Le même mois, les étudiants apportent leur soutien aux manifestants et ils étaient déjà frustrés par le fait que l’enseignement ne soit pas assez « africanisé » vu que l’université de Dakar était considérée comme la 18 -ème université française à cause de son enseignement et de son personnel. Le recteur de l’université ainsi que la majorité des professeurs étaient français. Les étudiants sénégalais ne représentaient qu’un tiers de l’effectif contre deux tiers de ressortissants étrangers. À cela, s’ajoute l’omniprésence de la France au Sénégal, aussi bien par ses entreprises que par son armée. Pour contrecarrer les étudiants, le ministre de l’Intérieur sort les étudiants du campus et Senghor déclare l’état d’urgence le 30 mai 1968. Il s’en est suivi des pillages, des attaques des résidences des membres du gouvernement. Il a fallu une réunion d’urgence le 18 juin 1968 entre le gouvernement et les syndicats pour augmenter le SMIG de 15 %, revaloriser les bourses des étudiants et « sénégaliser » l’économie.

Inévitablement, les Programmes d’Ajustement Structurel (PAS) ont été instaurés au Sénégal dans le but de stabiliser le déficit extérieur et de retourner à un équilibre macroéconomique. Il est impératif de rappeler que les années 70 étaient caractérisés par un surendettement, des déséquilibres du cadre macroéconomique, des finances publiques malsaines, et surtout la non-pertinence des choix d’investissements publics. Malheureusement, ces PAS n’ont rien donné de concret en termes de développement.

Nous assisterons à beaucoup de condamnations durant l’époque de Senghor. Charles Gueye sera condamné à 10 ans d’emprisonnement pour complot contre la sécurité de l’état. Malik Samb, aussi connu sous Max Mader, sera condamné à un de prison pour une manifestation interdite. Ils étaient des proches de Majemout Diop du PAI, disent-ils. Le 22 mars 1967, une tentative d’assassinat visant Senghor a été déjouée. Celui qui est accusé n’est autre que Moustapha Lô, et il sera exécuté en 1967. D’autres seront lourdement condamnés pour avoir pris part à la tentative d’assassinat ou pour ne pas avoir dénoncé les commanditaires du plan. Il s’agit de Mamadou Moustapha Dramé, Doudou Ndiaye et Abdoul Baila Wane.
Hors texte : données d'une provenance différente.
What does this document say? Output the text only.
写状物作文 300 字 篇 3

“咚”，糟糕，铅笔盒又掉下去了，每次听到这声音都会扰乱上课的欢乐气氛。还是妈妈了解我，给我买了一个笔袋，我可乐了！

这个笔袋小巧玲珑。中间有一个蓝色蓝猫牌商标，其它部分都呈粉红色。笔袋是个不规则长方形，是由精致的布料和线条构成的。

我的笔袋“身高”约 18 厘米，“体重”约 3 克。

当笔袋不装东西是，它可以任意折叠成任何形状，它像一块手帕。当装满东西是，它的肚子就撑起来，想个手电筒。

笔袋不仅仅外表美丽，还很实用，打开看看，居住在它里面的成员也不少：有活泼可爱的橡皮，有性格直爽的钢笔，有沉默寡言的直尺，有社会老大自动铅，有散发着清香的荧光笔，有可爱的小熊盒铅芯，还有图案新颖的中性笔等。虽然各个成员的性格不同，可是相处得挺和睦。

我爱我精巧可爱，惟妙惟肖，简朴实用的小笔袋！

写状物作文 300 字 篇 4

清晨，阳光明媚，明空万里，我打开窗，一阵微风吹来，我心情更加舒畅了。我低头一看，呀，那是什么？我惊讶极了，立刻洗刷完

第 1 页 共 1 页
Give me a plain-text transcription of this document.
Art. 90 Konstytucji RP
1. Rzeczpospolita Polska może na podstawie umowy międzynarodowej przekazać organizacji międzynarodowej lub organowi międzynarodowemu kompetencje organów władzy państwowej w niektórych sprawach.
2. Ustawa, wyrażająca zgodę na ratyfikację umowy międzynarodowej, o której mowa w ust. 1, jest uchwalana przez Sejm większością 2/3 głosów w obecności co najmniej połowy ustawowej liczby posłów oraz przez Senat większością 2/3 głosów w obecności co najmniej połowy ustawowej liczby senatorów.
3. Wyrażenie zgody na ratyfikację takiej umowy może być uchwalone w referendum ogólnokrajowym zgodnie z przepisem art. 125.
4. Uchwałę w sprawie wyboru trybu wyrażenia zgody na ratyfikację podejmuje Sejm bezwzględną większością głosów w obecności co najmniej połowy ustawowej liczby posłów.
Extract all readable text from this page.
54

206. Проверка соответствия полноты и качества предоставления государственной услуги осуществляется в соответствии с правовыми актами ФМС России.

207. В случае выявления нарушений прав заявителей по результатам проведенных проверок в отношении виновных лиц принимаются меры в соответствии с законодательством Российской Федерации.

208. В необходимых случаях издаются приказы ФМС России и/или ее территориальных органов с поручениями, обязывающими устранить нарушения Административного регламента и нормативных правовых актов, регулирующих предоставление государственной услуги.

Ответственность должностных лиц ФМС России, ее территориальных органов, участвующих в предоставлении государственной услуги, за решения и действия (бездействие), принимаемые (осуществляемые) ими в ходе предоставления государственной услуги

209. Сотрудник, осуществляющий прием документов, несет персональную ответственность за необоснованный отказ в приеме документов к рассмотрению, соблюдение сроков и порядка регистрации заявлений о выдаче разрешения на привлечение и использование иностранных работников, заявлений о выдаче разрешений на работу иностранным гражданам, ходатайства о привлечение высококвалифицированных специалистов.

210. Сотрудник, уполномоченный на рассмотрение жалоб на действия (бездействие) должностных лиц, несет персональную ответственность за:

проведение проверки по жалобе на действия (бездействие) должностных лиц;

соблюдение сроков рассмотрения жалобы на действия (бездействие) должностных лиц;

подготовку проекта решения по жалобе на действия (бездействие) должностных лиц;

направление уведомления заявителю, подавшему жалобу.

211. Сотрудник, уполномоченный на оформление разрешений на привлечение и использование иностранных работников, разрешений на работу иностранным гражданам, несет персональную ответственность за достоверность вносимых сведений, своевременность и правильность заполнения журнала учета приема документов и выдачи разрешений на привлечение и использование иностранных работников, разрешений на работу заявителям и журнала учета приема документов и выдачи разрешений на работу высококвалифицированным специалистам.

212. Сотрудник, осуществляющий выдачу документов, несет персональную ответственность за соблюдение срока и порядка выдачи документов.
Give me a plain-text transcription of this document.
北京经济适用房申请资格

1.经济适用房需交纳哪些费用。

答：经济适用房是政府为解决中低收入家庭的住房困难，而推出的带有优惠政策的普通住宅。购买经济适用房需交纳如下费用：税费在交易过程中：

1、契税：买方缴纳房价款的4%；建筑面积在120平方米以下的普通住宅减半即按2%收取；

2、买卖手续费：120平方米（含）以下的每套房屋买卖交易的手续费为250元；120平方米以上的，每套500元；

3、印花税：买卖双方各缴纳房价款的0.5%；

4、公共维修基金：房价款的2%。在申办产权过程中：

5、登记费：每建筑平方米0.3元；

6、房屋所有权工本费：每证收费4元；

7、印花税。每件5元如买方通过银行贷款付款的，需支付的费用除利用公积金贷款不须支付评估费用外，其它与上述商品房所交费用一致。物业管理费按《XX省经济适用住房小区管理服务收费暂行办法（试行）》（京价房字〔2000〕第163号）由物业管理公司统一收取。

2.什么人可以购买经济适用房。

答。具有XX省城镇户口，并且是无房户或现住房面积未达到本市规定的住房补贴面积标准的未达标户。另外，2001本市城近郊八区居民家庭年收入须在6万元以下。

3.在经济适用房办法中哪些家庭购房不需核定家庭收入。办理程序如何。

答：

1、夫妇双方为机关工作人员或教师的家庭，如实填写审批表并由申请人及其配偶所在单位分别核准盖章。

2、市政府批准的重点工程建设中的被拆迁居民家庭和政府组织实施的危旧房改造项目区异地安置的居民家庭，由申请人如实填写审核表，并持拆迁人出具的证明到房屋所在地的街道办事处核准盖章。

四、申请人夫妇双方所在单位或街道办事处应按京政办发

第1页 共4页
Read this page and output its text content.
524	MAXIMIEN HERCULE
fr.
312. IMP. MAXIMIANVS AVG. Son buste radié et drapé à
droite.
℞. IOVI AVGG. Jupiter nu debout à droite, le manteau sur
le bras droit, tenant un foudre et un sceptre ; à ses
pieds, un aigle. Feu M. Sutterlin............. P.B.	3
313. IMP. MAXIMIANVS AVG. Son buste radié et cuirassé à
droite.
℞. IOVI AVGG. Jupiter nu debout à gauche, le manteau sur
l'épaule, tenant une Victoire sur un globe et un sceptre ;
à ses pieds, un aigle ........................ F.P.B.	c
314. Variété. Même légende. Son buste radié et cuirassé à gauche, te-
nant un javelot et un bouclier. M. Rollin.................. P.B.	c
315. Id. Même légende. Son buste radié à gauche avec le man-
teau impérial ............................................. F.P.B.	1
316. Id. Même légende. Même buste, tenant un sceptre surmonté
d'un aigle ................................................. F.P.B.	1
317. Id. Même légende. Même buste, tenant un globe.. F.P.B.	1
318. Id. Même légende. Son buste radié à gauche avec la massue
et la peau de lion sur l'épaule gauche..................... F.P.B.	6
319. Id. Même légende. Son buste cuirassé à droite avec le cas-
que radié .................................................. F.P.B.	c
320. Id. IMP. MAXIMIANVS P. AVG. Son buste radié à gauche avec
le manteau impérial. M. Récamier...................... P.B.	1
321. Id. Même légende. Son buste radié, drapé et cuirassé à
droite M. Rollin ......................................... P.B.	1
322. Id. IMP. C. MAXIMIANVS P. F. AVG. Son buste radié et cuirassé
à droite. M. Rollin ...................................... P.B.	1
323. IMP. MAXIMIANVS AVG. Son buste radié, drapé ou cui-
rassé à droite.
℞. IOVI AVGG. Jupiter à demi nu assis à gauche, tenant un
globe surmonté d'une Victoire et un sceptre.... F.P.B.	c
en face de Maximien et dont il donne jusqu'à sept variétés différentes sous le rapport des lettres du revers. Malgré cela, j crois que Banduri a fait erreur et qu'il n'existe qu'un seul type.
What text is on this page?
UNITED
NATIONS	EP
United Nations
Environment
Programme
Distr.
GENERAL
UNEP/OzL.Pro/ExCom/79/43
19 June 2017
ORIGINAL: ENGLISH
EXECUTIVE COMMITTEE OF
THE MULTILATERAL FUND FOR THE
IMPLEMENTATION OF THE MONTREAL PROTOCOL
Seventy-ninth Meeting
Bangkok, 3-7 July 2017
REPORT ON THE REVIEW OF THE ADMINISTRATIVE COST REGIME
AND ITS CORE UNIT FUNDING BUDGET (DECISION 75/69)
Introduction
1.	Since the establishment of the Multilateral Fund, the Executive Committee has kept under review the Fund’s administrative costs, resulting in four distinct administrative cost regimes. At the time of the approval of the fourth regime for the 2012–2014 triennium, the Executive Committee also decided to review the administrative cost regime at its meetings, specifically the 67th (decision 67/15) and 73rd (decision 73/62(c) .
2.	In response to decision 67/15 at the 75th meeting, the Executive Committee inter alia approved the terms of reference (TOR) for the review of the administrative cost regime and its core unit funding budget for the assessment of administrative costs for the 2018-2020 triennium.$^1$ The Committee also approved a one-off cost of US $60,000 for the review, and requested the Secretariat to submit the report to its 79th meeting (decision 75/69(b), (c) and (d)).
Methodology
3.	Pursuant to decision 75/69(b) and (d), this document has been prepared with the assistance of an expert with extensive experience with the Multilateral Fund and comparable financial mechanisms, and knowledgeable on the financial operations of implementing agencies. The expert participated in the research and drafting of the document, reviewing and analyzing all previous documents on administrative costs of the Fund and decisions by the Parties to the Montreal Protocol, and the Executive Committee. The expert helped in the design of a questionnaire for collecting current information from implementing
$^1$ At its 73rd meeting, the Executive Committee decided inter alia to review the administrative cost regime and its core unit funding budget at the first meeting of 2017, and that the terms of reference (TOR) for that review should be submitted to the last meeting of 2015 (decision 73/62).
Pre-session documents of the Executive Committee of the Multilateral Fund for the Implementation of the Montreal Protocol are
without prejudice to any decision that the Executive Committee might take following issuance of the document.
Ibrahima Paye, aussi connu sou le nom de Jack, Blondin Diop, Mohamed Diop, Mame Sidy Gueye et Thiemokho aussi connu sous l’alias Thié Camara ont été emprisonnés pour avoir incendié le centre culturel français durant la visite du président français Pompidou. La police va plus tard déclarer que Blondin Diop s’est suicidé par pendaison, il n’avait que 26 ans. En peu de temps, le Sénégal a vécu une tentative de coup d’état, une tentative d’assassinat, et de plusieurs troubles d’étudiants. À 74 ans, Senghor était littéralement fatigué et il a préféré laisser sa place à son dauphin constitutionnel, Abdou Diouf.

Un changement identique

Premier ministre depuis 10 ans, Abdou Diouf succède finalement à Senghor le 1er janvier 1981. Dès son ascension au magistère suprême, il a estimé que pour relancer l’économie sénégalaise, les mentalités devaient changer et il voulait assainir la vie politique et économique du Sénégal pour attirer les investissements aussi bien nationaux qu’étrangers. L’enrichissement illicite devient ainsi un délit, notifié par l’article 163 du Code pénal. Dorénavant, tous les acteurs politiques doivent justifier l’origine de leurs revenus, sous peine de poursuite. Théoriquement, cette loi aurait pu changer le Sénégal, mais en pratique, c’était impossible, car la société sénégalaise souffre de cette pratique de corruption dans toutes les couches.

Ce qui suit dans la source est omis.